Tuesday, January 15, 2013

Real Eyez (BOOK REVIEW)




 
Real Eyez:
Race, Reality and Politics in 21st Century Popular Culture
by Anthony Asadullah Samad, Ph.D.
Kabili Press
Kindle Edition, $6.99
Hardcover, $20.00
364 pages
ISBN: 978-0-9723880-4-7
           
Book Review by Kam Williams

“America’s oldest dilemmas are rooted in race realities that it, as a nation and as a society, refuses to confront. Is race the dilemma of the 21st Century, in the same way it was for the 19th and 20th Centuries?
Will the complications of race, and its output, racism, allow the country to move forward, or will it hold it back—because society refuses to let go of outdated values and attitudes? These are all questions this book seeks to confront, critique and analyze...
Whether we like it or not, 21st Century reality is here… The ‘real world’ is not going anywhere… It’s time for black America to get real about who it is, what it has become and whether America is ever going to deal with black people in an equitable and humane fashion.

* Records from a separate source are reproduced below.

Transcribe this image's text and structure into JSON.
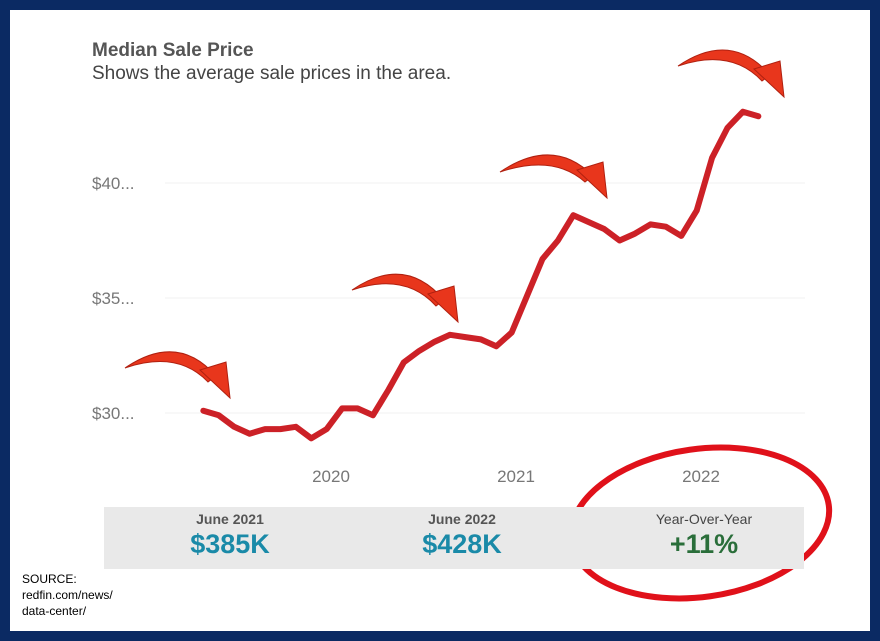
{
  "chart_data": {
    "type": "line",
    "title": "Median Sale Price",
    "subtitle": "Shows the average sale prices in the area.",
    "xlabel": "",
    "ylabel": "",
    "y_unit": "$K",
    "ylim": [
      28,
      44
    ],
    "yticks": [
      {
        "value": 30,
        "label": "$30..."
      },
      {
        "value": 35,
        "label": "$35..."
      },
      {
        "value": 40,
        "label": "$40..."
      }
    ],
    "xticks": [
      {
        "value": 2020,
        "label": "2020"
      },
      {
        "value": 2021,
        "label": "2021"
      },
      {
        "value": 2022,
        "label": "2022"
      }
    ],
    "xlim": [
      2019.0,
      2022.75
    ],
    "grid": true,
    "series": [
      {
        "name": "Median Sale Price",
        "color": "#cc2127",
        "x_start": 2019.31,
        "x_step_months": 1,
        "values": [
          30.1,
          29.9,
          29.4,
          29.1,
          29.3,
          29.3,
          29.4,
          28.9,
          29.3,
          30.2,
          30.2,
          29.9,
          31.0,
          32.2,
          32.7,
          33.1,
          33.4,
          33.3,
          33.2,
          32.9,
          33.5,
          35.1,
          36.7,
          37.5,
          38.6,
          38.3,
          38.0,
          37.5,
          37.8,
          38.2,
          38.1,
          37.7,
          38.8,
          41.1,
          42.4,
          43.1,
          42.9
        ]
      }
    ]
  },
  "stats": [
    {
      "label": "June 2021",
      "value": "$385K",
      "color": "#1a8aa8"
    },
    {
      "label": "June 2022",
      "value": "$428K",
      "color": "#1a8aa8"
    },
    {
      "label": "Year-Over-Year",
      "value": "+11%",
      "color": "#2a6e3a"
    }
  ],
  "source": {
    "line1": "SOURCE:",
    "line2": "redfin.com/news/",
    "line3": "data-center/"
  },
  "annotation_color": "#e8361c"
}
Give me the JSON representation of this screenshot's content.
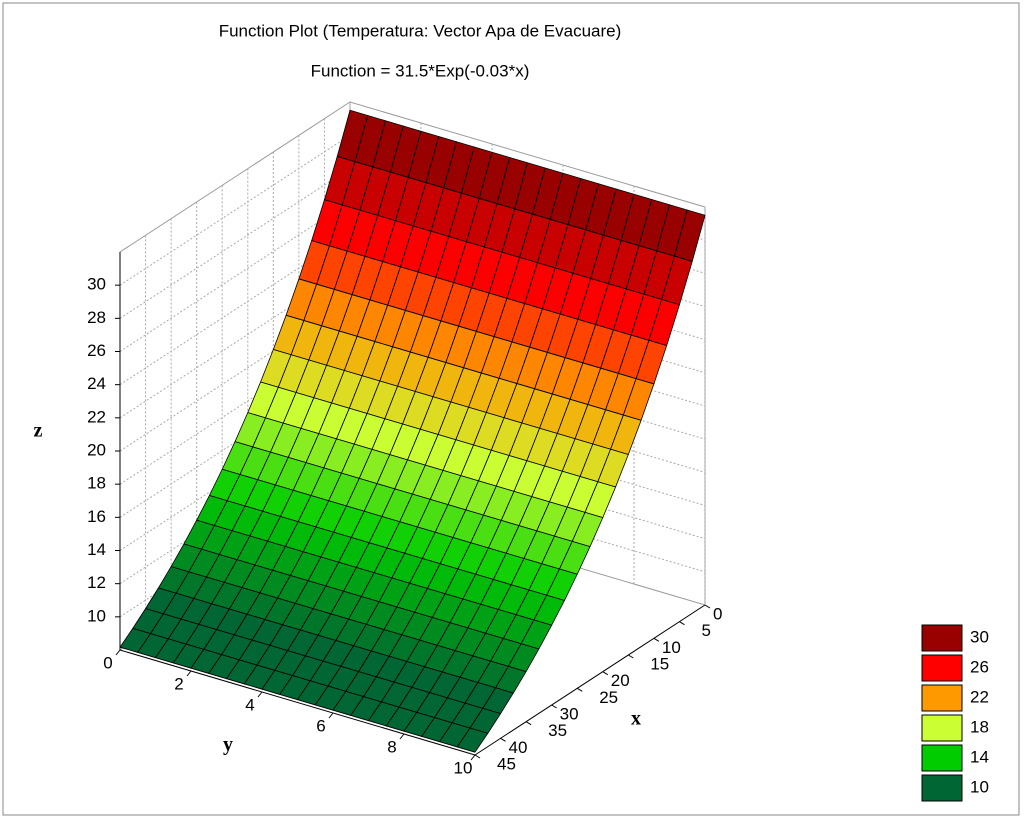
{
  "chart_data": {
    "type": "surface",
    "title": "Function Plot (Temperatura: Vector Apa de Evacuare)",
    "subtitle": "Function = 31.5*Exp(-0.03*x)",
    "x_label": "x",
    "y_label": "y",
    "z_label": "z",
    "xlim": [
      0,
      45
    ],
    "ylim": [
      0,
      10
    ],
    "zlim": [
      8,
      32
    ],
    "xticks": [
      0,
      5,
      10,
      15,
      20,
      25,
      30,
      35,
      40,
      45
    ],
    "yticks": [
      0,
      2,
      4,
      6,
      8,
      10
    ],
    "zticks": [
      10,
      12,
      14,
      16,
      18,
      20,
      22,
      24,
      26,
      28,
      30
    ],
    "x": [
      0,
      2.5,
      5,
      7.5,
      10,
      12.5,
      15,
      17.5,
      20,
      22.5,
      25,
      27.5,
      30,
      32.5,
      35,
      37.5,
      40,
      42.5,
      45
    ],
    "z": [
      31.5,
      29.22,
      27.11,
      25.15,
      23.34,
      21.65,
      20.09,
      18.63,
      17.29,
      16.04,
      14.88,
      13.8,
      12.81,
      11.88,
      11.02,
      10.23,
      9.49,
      8.8,
      8.17
    ],
    "grid": true,
    "legend": "bottom-right",
    "contours": [
      {
        "value": 30,
        "color": "#990000"
      },
      {
        "value": 26,
        "color": "#ff0000"
      },
      {
        "value": 22,
        "color": "#ff9900"
      },
      {
        "value": 18,
        "color": "#ccff33"
      },
      {
        "value": 14,
        "color": "#00cc00"
      },
      {
        "value": 10,
        "color": "#006633"
      }
    ]
  }
}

It’s time for all of us to get real.” 
-- Excerpted from the Introduction (pgs. iii-iv)

            Professor Anthony Asadullah Samad has long been a brother with his finger on the pulse, not only as a Professor of Political Science and African-American Studies, but as a nationally-syndicated columnist and author of several best-selling books. In his latest work, Real Eyez: Race, Reality and Politics in 21st Century Popular Culture, Dr. Samad again turns his attention to the plight of blacks in America, but with present-day prerogatives in mind.

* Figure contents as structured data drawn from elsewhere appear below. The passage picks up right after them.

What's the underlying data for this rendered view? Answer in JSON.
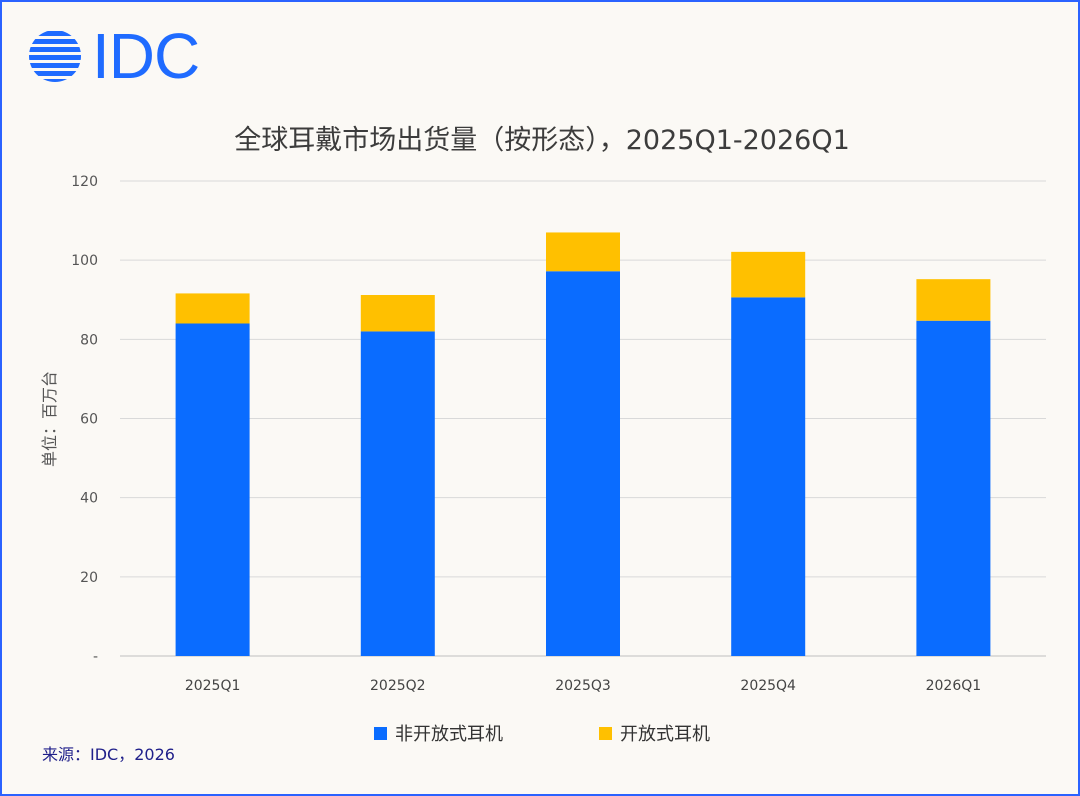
{
  "brand": {
    "logo_text": "IDC",
    "logo_color": "#1f6bff"
  },
  "source_note": "来源：IDC，2026",
  "chart_data": {
    "type": "bar",
    "stacked": true,
    "title": "全球耳戴市场出货量（按形态），2025Q1-2026Q1",
    "xlabel": "",
    "ylabel": "单位：百万台",
    "ylim": [
      0,
      120
    ],
    "yticks": [
      0,
      20,
      40,
      60,
      80,
      100,
      120
    ],
    "ytick_labels": [
      "-",
      "20",
      "40",
      "60",
      "80",
      "100",
      "120"
    ],
    "categories": [
      "2025Q1",
      "2025Q2",
      "2025Q3",
      "2025Q4",
      "2026Q1"
    ],
    "grid": true,
    "legend_position": "bottom",
    "series": [
      {
        "name": "非开放式耳机",
        "color": "#0a6cff",
        "values": [
          84.0,
          82.0,
          97.2,
          90.6,
          84.7
        ]
      },
      {
        "name": "开放式耳机",
        "color": "#ffc000",
        "values": [
          7.6,
          9.2,
          9.8,
          11.5,
          10.5
        ]
      }
    ]
  }
}
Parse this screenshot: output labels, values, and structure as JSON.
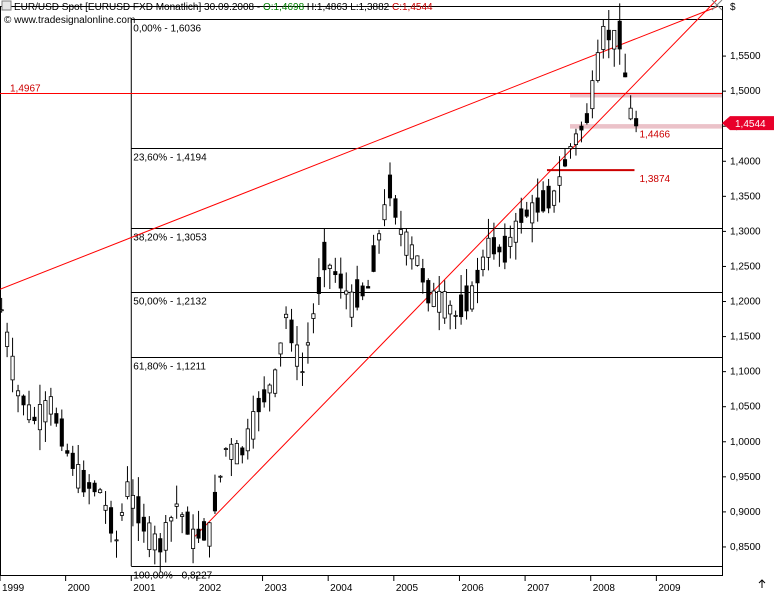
{
  "header": {
    "icon": "chart-window-icon",
    "parts": [
      {
        "text": "EUR/USD Spot [EURUSD FXD  Monatlich] 30.09.2008 - ",
        "color": "#000000"
      },
      {
        "text": "O:1,4698 ",
        "color": "#008000"
      },
      {
        "text": "H:1,4863 L:1,3882 ",
        "color": "#000000"
      },
      {
        "text": "C:1,4544",
        "color": "#cc0000"
      }
    ],
    "watermark": "© www.tradesignalonline.com"
  },
  "chart_data": {
    "type": "candlestick",
    "x_axis": {
      "labels": [
        "1999",
        "2000",
        "2001",
        "2002",
        "2003",
        "2004",
        "2005",
        "2006",
        "2007",
        "2008",
        "2009"
      ],
      "range": [
        "1999-01",
        "2009-12"
      ]
    },
    "y_axis": {
      "unit": "$",
      "labels": [
        "1,5500",
        "1,5000",
        "1,4500",
        "1,4000",
        "1,3500",
        "1,3000",
        "1,2500",
        "1,2000",
        "1,1500",
        "1,1000",
        "1,0500",
        "1,0000",
        "0,9500",
        "0,9000",
        "0,8500"
      ],
      "range": [
        0.81,
        1.62
      ]
    },
    "fibonacci": [
      {
        "label": "0,00% - 1,6036",
        "value": 1.6036
      },
      {
        "label": "23,60% - 1,4194",
        "value": 1.4194
      },
      {
        "label": "38,20% - 1,3053",
        "value": 1.3053
      },
      {
        "label": "50,00% - 1,2132",
        "value": 1.2132
      },
      {
        "label": "61,80% - 1,1211",
        "value": 1.1211
      },
      {
        "label": "100,00% - 0,8227",
        "value": 0.8227
      }
    ],
    "horizontal_level": {
      "label": "1,4967",
      "value": 1.4967
    },
    "last_price": {
      "label": "1,4544",
      "value": 1.4544
    },
    "annotations": [
      {
        "label": "1,4466",
        "value": 1.4466
      },
      {
        "label": "1,3874",
        "value": 1.3874
      }
    ],
    "trendlines": [
      {
        "from": {
          "date": "1999-01",
          "value": 1.2175
        },
        "to": {
          "date": "2009-12",
          "value": 1.62
        }
      },
      {
        "from": {
          "date": "2001-12",
          "value": 0.86
        },
        "to": {
          "date": "2009-12",
          "value": 1.63
        }
      }
    ],
    "shaded_zones": [
      [
        1.4466,
        1.453
      ],
      [
        1.491,
        1.498
      ]
    ],
    "support_segment": {
      "from": "2007-05",
      "to": "2008-09",
      "value": 1.3874
    },
    "candles_points": [
      [
        "1999-01",
        1.188
      ],
      [
        "1999-04",
        1.07
      ],
      [
        "1999-07",
        1.032
      ],
      [
        "1999-10",
        1.055
      ],
      [
        "2000-01",
        0.985
      ],
      [
        "2000-04",
        0.94
      ],
      [
        "2000-07",
        0.93
      ],
      [
        "2000-10",
        0.86
      ],
      [
        "2000-12",
        0.935
      ],
      [
        "2001-03",
        0.88
      ],
      [
        "2001-06",
        0.85
      ],
      [
        "2001-09",
        0.91
      ],
      [
        "2001-12",
        0.865
      ],
      [
        "2002-03",
        0.872
      ],
      [
        "2002-06",
        0.99
      ],
      [
        "2002-09",
        0.985
      ],
      [
        "2002-12",
        1.05
      ],
      [
        "2003-03",
        1.09
      ],
      [
        "2003-05",
        1.18
      ],
      [
        "2003-08",
        1.1
      ],
      [
        "2003-12",
        1.26
      ],
      [
        "2004-02",
        1.24
      ],
      [
        "2004-05",
        1.2
      ],
      [
        "2004-08",
        1.22
      ],
      [
        "2004-11",
        1.33
      ],
      [
        "2004-12",
        1.36
      ],
      [
        "2005-02",
        1.3
      ],
      [
        "2005-05",
        1.26
      ],
      [
        "2005-07",
        1.21
      ],
      [
        "2005-10",
        1.2
      ],
      [
        "2005-12",
        1.18
      ],
      [
        "2006-03",
        1.21
      ],
      [
        "2006-06",
        1.28
      ],
      [
        "2006-09",
        1.27
      ],
      [
        "2006-12",
        1.32
      ],
      [
        "2007-03",
        1.335
      ],
      [
        "2007-06",
        1.35
      ],
      [
        "2007-09",
        1.42
      ],
      [
        "2007-12",
        1.46
      ],
      [
        "2008-03",
        1.58
      ],
      [
        "2008-06",
        1.575
      ],
      [
        "2008-08",
        1.47
      ],
      [
        "2008-09",
        1.4544
      ]
    ]
  }
}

            For, as he astutely observes, “We are no longer a nation that sees things in just black and white,” since “our world is now black, brown, red, yellow and white.” Consequently, the new millennium has been marked by a host of cultural changes, many of which have been lost on unsuspecting people still playing by the old rules.

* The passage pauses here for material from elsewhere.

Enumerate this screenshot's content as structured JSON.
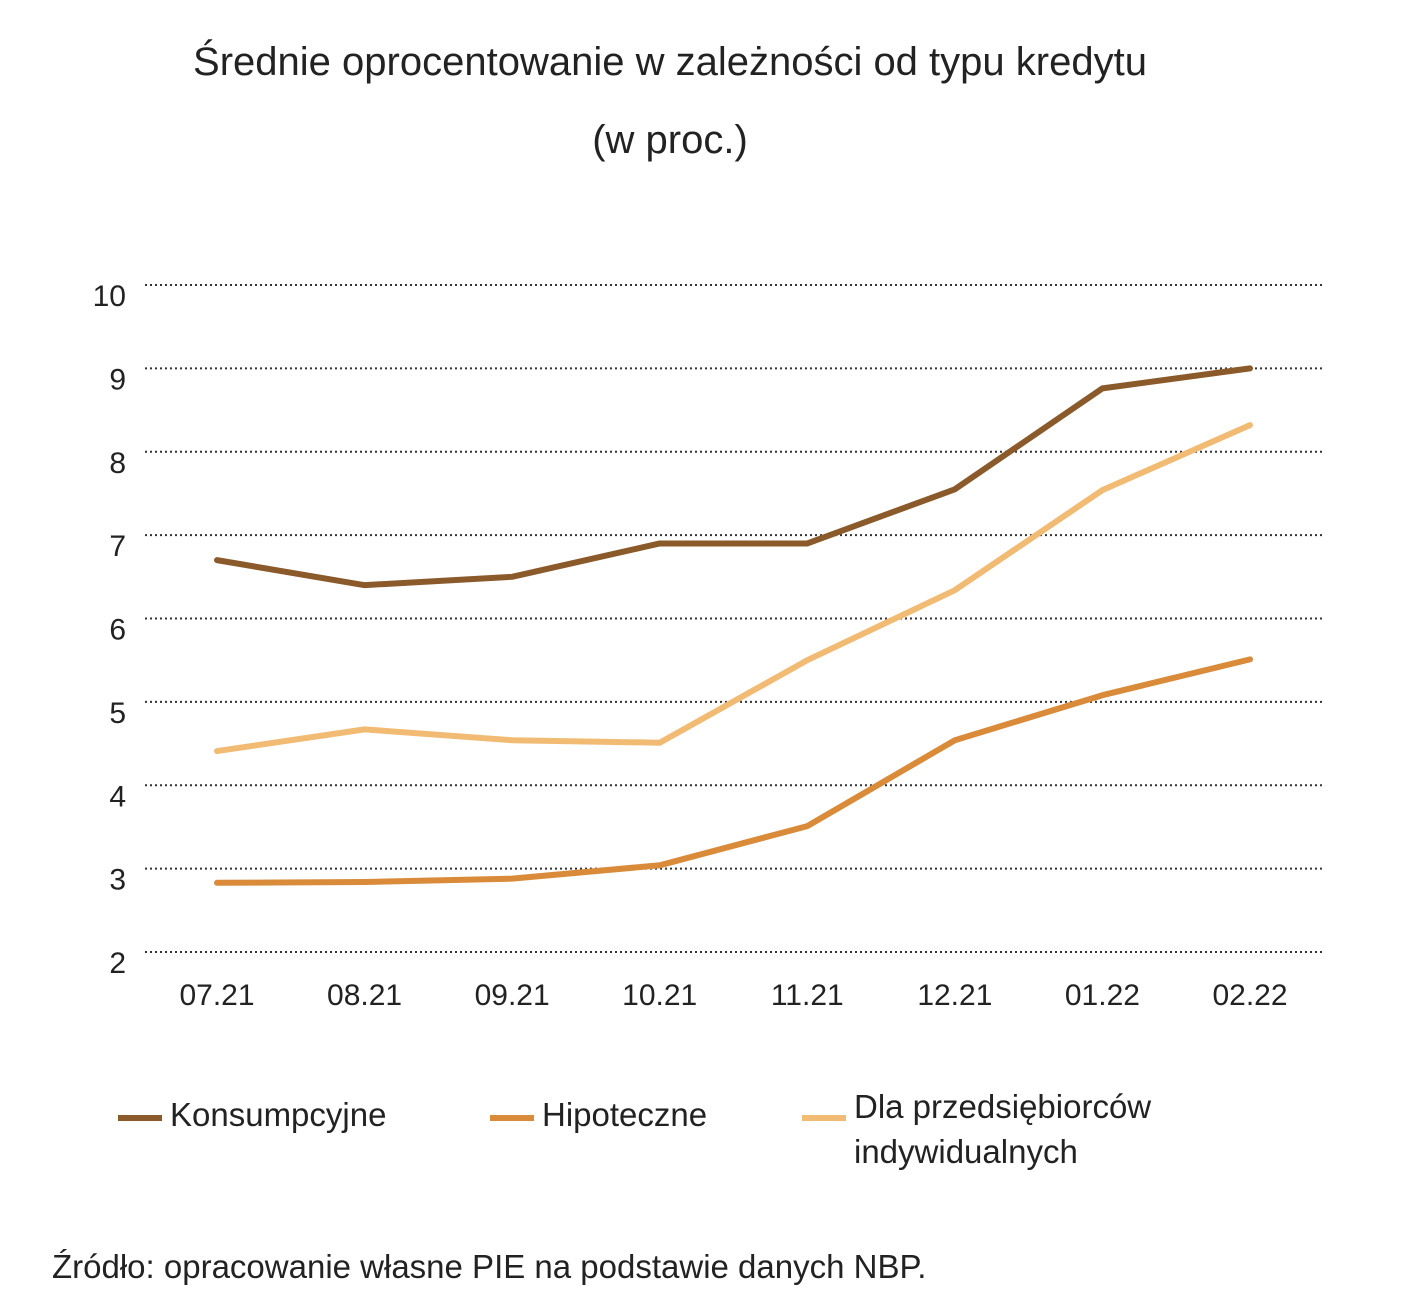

            Real Eyez is an attempt by the author to shake black America out of the doldrums and have it face up to its moral drift as well as assorted paradigm shifts. For example, he argues that the election of George W. Bush ushered in an era of “Anti-Intellectual Narcissism” during which the country became dumber, greedier and more boastful.   
            In a chapter entitled “America’s Unbe-weavable Identity Crisis” Samad sheds light on what he calls “the weave phenomenon,” bemoaning weave-wearing sisters’ embrace of a European hair aesthetic which affects their “very psyche of beauty consciousness.” He says that black women, “in their color diversity and breadth of complexion and body types,” already represent some of the most beautiful, natural species on the face of the Earth.
            Other topics addressed include the mega-church/microwave religion movement, the resurrection of the Civil Rights Movement, Negrophobia, hypersexuality, President Obama as an anti-hero in an anti-realism age, and the Occupy Movement’s refusal to recast the American Dream. Curiously, this thought-provoking opus’ closing chapters are devoted to a couple of late icons, Michael Jackson and Rodney King, and ends with a prayer for justice for Trayvon Martin.             A sobering and enlightened take on the state of 21st Century African-Americana courtesy by a fearless firebrand who has never been afraid to speak truth to power.